(58)【調査した分野】(Int.Cl.,DB名)
【発明の概要】
【発明が解決しようとする課題】
【0007】
ところで、上記の特許文献1に開示されたジッパ貼り付け装置では、ジッパを所定長さのジッパ片に切断するための繰り出しとジッパ片のフィルム貼り付け位置への移動とを1つの把持部材によって連続して行っているため、ジッパテープの繰り出しと切断したジッパ片の貼り付け位置への搬送とを高速化できなかった。そのため、フィルムの製袋作業をジッパ片の貼り付け作業の速度に合わせて比較的低速で行わなければならず、効率的な製袋作業を行えなかった。
【0008】
本発明は、上述した事情に鑑みてなされたものであり、ジッパテープの繰り出しから切断したジッパの貼り付け位置への搬送を高速で行えるようにしたジッパ貼り付け装置を提供することを目的とする。
【課題を解決するための手段】
【0009】
本発明によるジッパ貼り付け装置は、所定長さのジッパをフィルムに貼り付けるジッパ貼り付け装置において、ジッパテープを繰り出すジッパリールと、繰り出された前記ジッパテープを
前記ジッパテープが切断される切断位置を備えた受け渡し位置に移動させる繰り出し部材と、前記ジッパテープが
前記切断位置で所定長さに切断された前記ジッパを前記受け渡し位置で前記繰り出し部材から受け渡されてフィルムへの貼り付け位置まで移動させる搬送部材と、前記繰り出し部材と前記搬送部材との間での前記ジッパの受け渡し及び移動をガイドするガイド部材と、前記繰り出し部材及び搬送部材をそれぞれ移動制御する制御手段と、を備えたことを特徴とする。

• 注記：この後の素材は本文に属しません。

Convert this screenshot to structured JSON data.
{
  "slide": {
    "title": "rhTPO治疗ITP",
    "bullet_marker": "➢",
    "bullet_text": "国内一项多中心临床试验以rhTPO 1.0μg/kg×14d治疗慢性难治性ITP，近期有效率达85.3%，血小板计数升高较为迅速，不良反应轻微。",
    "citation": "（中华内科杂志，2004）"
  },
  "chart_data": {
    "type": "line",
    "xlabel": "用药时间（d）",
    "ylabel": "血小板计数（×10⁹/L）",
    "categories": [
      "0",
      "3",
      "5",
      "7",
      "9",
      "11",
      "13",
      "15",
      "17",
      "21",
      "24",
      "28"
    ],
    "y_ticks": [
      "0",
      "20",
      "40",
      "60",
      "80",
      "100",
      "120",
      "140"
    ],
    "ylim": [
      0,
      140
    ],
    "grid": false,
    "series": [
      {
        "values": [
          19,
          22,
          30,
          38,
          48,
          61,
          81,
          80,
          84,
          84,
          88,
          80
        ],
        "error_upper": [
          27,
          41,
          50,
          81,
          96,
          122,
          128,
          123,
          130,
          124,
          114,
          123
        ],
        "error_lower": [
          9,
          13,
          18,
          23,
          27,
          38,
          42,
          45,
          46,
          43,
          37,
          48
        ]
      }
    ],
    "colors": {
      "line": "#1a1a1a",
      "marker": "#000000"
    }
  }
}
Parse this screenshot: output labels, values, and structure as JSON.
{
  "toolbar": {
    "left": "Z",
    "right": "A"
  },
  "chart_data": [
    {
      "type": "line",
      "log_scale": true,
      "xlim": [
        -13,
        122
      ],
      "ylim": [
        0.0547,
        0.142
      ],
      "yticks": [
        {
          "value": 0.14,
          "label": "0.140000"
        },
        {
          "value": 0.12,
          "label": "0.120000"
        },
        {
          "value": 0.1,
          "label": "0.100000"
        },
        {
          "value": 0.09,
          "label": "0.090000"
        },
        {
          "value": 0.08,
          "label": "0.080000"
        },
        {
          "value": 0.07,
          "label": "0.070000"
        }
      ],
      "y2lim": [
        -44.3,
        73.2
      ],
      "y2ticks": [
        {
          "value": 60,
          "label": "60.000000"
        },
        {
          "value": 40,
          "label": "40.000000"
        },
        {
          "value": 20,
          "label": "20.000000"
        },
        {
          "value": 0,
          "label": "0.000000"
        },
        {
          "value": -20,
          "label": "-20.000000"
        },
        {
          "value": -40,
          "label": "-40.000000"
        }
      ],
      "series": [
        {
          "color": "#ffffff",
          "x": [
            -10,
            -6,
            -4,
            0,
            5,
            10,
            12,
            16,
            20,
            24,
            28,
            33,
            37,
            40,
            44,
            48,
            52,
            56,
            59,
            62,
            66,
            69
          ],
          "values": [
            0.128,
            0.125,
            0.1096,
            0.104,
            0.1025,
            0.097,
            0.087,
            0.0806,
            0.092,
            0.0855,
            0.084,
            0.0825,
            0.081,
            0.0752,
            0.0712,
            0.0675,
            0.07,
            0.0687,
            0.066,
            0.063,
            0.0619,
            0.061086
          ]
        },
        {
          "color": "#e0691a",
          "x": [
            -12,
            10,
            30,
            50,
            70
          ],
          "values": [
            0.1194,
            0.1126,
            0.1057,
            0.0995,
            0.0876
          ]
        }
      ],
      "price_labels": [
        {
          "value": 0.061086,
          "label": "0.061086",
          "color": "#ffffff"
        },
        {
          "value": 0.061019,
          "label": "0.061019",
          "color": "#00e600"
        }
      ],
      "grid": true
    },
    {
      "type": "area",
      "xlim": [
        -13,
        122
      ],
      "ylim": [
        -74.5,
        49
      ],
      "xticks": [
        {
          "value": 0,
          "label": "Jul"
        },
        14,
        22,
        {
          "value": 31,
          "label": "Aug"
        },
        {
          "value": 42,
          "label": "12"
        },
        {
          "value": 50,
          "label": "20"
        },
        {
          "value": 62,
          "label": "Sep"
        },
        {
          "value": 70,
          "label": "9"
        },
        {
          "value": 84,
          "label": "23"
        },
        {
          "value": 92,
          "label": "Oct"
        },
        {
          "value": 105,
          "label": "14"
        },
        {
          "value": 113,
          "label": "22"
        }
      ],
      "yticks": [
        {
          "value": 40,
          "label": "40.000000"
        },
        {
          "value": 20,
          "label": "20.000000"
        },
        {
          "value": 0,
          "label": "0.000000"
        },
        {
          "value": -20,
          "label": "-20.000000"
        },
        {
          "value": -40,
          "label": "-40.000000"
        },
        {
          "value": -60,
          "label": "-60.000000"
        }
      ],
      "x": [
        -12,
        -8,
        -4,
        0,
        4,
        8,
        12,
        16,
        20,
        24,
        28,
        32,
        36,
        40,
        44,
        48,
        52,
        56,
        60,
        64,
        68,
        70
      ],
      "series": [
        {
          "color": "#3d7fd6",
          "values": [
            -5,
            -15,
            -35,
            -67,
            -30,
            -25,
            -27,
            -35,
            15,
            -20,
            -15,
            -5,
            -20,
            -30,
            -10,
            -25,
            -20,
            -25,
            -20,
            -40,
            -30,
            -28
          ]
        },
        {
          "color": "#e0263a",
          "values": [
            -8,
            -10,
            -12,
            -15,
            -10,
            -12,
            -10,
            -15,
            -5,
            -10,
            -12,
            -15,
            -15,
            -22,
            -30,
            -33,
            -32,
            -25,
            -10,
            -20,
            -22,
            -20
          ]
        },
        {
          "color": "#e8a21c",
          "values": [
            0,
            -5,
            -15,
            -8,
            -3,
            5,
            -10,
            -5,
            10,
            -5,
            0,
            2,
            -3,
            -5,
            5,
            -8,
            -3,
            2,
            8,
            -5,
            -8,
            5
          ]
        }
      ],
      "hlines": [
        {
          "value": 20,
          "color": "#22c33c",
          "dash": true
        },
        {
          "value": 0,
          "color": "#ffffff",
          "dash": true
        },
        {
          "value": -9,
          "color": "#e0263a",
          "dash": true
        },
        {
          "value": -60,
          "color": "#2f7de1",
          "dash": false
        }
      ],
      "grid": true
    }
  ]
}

本発明によれば、ジッパテープを繰り出し部材によって受け渡し位置に繰り出し、ジッパテープを所定長さに切断したジッパを繰り出し部材から搬送部材に受け渡してフィルムへの貼り付け位置に搬送することができ、搬送部材によるジッパの搬送時に繰り出し部材はジッパテープを把持するために移動することができるため、ジッパテープの繰り出しと切断されたジッパの貼り付け位置への搬送を高速で行うことができる。
【0010】
また、フィルムの幅方向の位置を検知するフィルムセンサを更に備えており、制御手段によって、センサで検知した
フィルムの位置に基づいて搬送部材によるジッパの貼り付け位置を調整するようにしてもよい。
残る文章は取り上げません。